ADULT INDUSTRY UPDATE By: Lawrence G. Walters www.FirstAmendment.com
I guess adult entertainment can be hazardous to your job. You may have heard about George and Tracy Miller, the Arizona couple who were fired from their jobs as nurses with a Scottsdale, Arizona hospital, because they ran an adult web site. The Millers have become clients of our firm and we intend to get them their job back or, at least teach the Hospital a lesson by hitting them in their bank account. To see what all the fuss is about, access their site at www.touchable.com. Or consider the case of the teachers who attended a sex club in South Florida and were later fired from their teaching positions because of their extra-curricular activities. Are we getting to the point where our choice of entertainment activities on our off time has a direct impact on our job security? Will employers begin requiring us to reveal which movies we have watched or magazines we have read? Historically, the First Amendment has protected free expression of a sexual nature, and the right to privacy has protected adult, consensual, sexual activity, but these protections are continually ignored in the employment context. An individual’s choice of what to view or broadcast on the Internet in his or her off time represents fertile new battle ground in the censorship war. Like most other Internet issues, the law is either minimal or nonexistent. The Miller case will likely set a precedent to be followed by employers across the nation when dealing with private Internet usage by employees.

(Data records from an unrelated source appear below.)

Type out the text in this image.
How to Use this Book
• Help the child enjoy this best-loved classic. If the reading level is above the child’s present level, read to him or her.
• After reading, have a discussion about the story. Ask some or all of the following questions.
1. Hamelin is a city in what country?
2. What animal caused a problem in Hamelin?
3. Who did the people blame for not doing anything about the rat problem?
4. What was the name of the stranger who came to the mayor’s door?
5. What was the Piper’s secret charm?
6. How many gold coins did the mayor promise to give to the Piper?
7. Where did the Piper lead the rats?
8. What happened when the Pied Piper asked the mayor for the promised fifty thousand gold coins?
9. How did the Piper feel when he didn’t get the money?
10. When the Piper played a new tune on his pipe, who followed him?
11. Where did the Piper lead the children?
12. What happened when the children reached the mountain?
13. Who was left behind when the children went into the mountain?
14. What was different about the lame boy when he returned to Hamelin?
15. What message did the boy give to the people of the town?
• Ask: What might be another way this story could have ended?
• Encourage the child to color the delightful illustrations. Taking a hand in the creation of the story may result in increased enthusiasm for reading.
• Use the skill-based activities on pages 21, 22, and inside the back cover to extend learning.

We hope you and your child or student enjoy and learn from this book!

Even though the U.S. Government’s attempt to censor the Internet under the guise of protecting children has so far failed in the courts, the Michigan Legislature, in its infinite wisdom decided to pass a similar law targeting people who distribute sexually explicit materials to minors over the Internet. U.S. District Court Judge Arthur Tarnow ruled that the law, set to take effect August 1, would have violated the right to free speech because of the anonimity of the Internet and the difficulty of checking the age of users. “Even under the guise of protecting minors, the government may not justify the complete suppression of constitutionally protected speech”, the Judge wrote. The Michigan law would likely have penalized even a doctor who posted sex information on the web or who answered a sexually explicit question in a chat room.
The City of Tampa, Florida has decided that the “Voyeur Dorm” which broadcasts images of female college students 24 hours a day living in their home, is an adult business. The City’s variance review board ruled recently that the house is not a home, but a business just the same as an adult bookstore or strip club. Web surfers pay $34.00 a month to view the site which provides images from more than 30 cameras. One can only guess how many other Internet businesses exist in the same neighborhood as the Voyeur Dorm. But, as usual, the City has singled out the sexually- oriented business for a hyper-technical enforcement of its codes. Voyeur Dorm’s attorney plans to appeal.

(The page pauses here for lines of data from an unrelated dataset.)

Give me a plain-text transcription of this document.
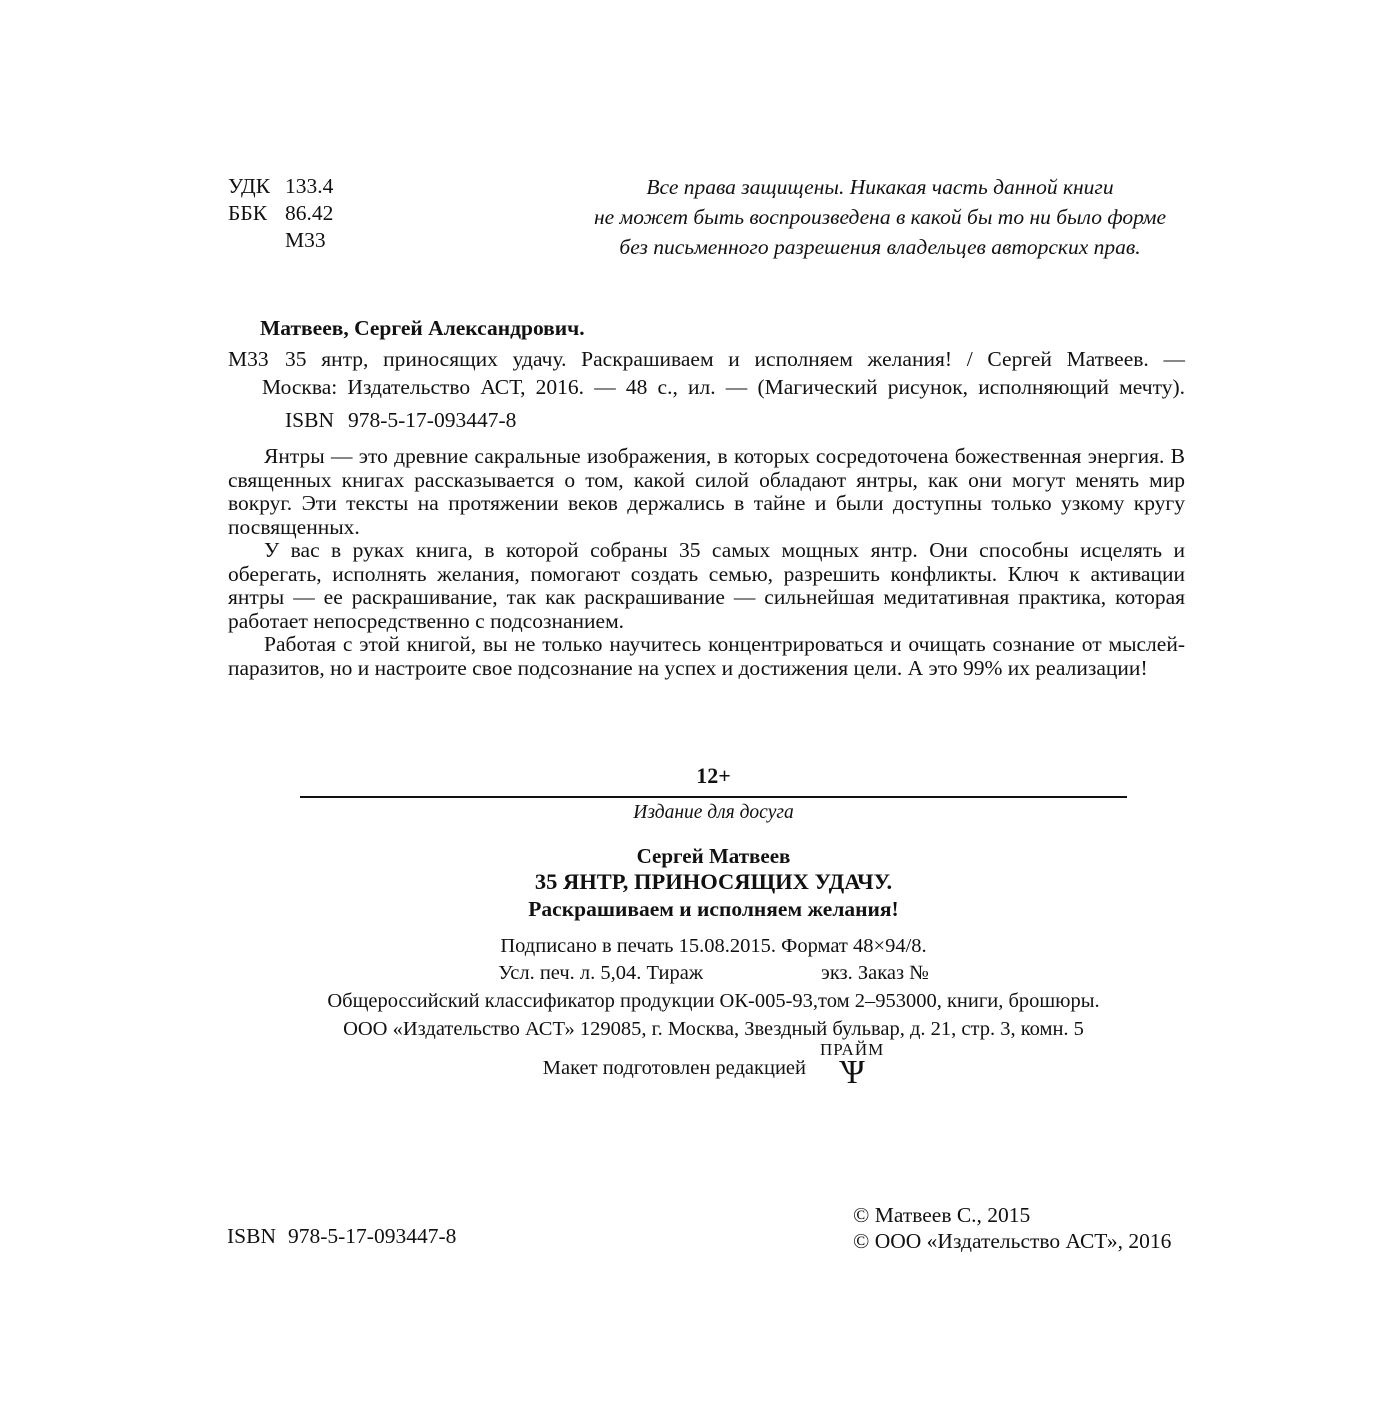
УДК 133.4
ББК 86.42
М33
Все права защищены. Никакая часть данной книги
не может быть воспроизведена в какой бы то ни было форме
без письменного разрешения владельцев авторских прав.
Матвеев, Сергей Александрович.
М33 35 янтр, приносящих удачу. Раскрашиваем и исполняем желания! / Сергей Матвеев. —
Москва: Издательство АСТ, 2016. — 48 с., ил. — (Магический рисунок, исполняющий мечту).
ISBN 978-5-17-093447-8

Янтры — это древние сакральные изображения, в которых сосредоточена божественная энергия. В священных книгах рассказывается о том, какой силой обладают янтры, как они могут менять мир вокруг. Эти тексты на протяжении веков держались в тайне и были доступны только узкому кругу посвященных.

У вас в руках книга, в которой собраны 35 самых мощных янтр. Они способны исцелять и оберегать, исполнять желания, помогают создать семью, разрешить конфликты. Ключ к активации янтры — ее раскрашивание, так как раскрашивание — сильнейшая медитативная практика, которая работает непосредственно с подсознанием.

Работая с этой книгой, вы не только научитесь концентрироваться и очищать сознание от мыслей-паразитов, но и настроите свое подсознание на успех и достижения цели. А это 99% их реализации!

12+
Издание для досуга
Сергей Матвеев
35 ЯНТР, ПРИНОСЯЩИХ УДАЧУ.
Раскрашиваем и исполняем желания!
Подписано в печать 15.08.2015. Формат 48×94/8.
Усл. печ. л. 5,04. Тираж	экз. Заказ №
Общероссийский классификатор продукции ОК-005-93,том 2–953000, книги, брошюры.
ООО «Издательство АСТ» 129085, г. Москва, Звездный бульвар, д. 21, стр. 3, комн. 5
Макет подготовлен редакцией
ПРАЙМ
Ѱ
ISBN 978-5-17-093447-8
© Матвеев С., 2015
© ООО «Издательство АСТ», 2016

The ground-breaking World Pornography Conference sponsored by Cal State’s Center for Sex Research last summer, is now being investigated by California’s Joint Legislative Audit Committee. The conference, which I attended, focused on various legal, sociological and economic issues relating to pornography. The seminars were extremely academic in nature and the conference was lauded by those who attended. Yet Senator Ray Haynes, R-Riverside, had the audacity to say: “State tax dollars were used to promote child pornography.” I didn’t see Senator Haynes at the conference.
The courts have dealt adult entertainment businesses several setbacks in the last month. In Wisconsin, the Seventh Circuit Court of Appeals upheld a law which required an adult bookstore to close at certain hours because of harmful secondary effects that adult businesses allegedly caused. In upholding the law, the court acknowledged that the ordinance singled out adult-oriented establishments for different treatment based on the content of the materials they sell or display. But, since the content was sexually-explicit, the law was okay. The bookstore’s attorney said that the decision was dangerous for First Amendment jurisprudence. That’s putting it mildly! In another case, the Supreme Court of New Jersey decided that an adult entertainment club owner violated a local sign ordinance by erecting 20 displays of scantily clad women inside the windows of his clubs. The owner contended that the displays were not signs. The New Jersey Supreme Court found that the displays were devices used for visual communication, display, identification and publicity and thus upheld the fines imposed against the club owner. Does Sak’s Fifth Avenue have sign permits for its mannequins in the window?
One final item: The ultraconservative Morality in Media group has launched a nationwide campaign to urge supermarket chains to stop displaying magazines with sexually blatant cover headlines at checkout counters. Among the objectionable headlines to be censored from Cosmopolitan is: “Sex – Clusives! 1000 Men Confess the Squeezes, Licks & Teases They Long for and the Most Important Inch on a Man’s Body.” Morality in Media President, Robert W. Peters stated: “We believe strongly that such material should not be in your stores at checkout counters where innocent children and vulnerable adolescents see it…I hope you agree.” I guess Mr. Peters wasn’t among the 1000 men polled.
What a month!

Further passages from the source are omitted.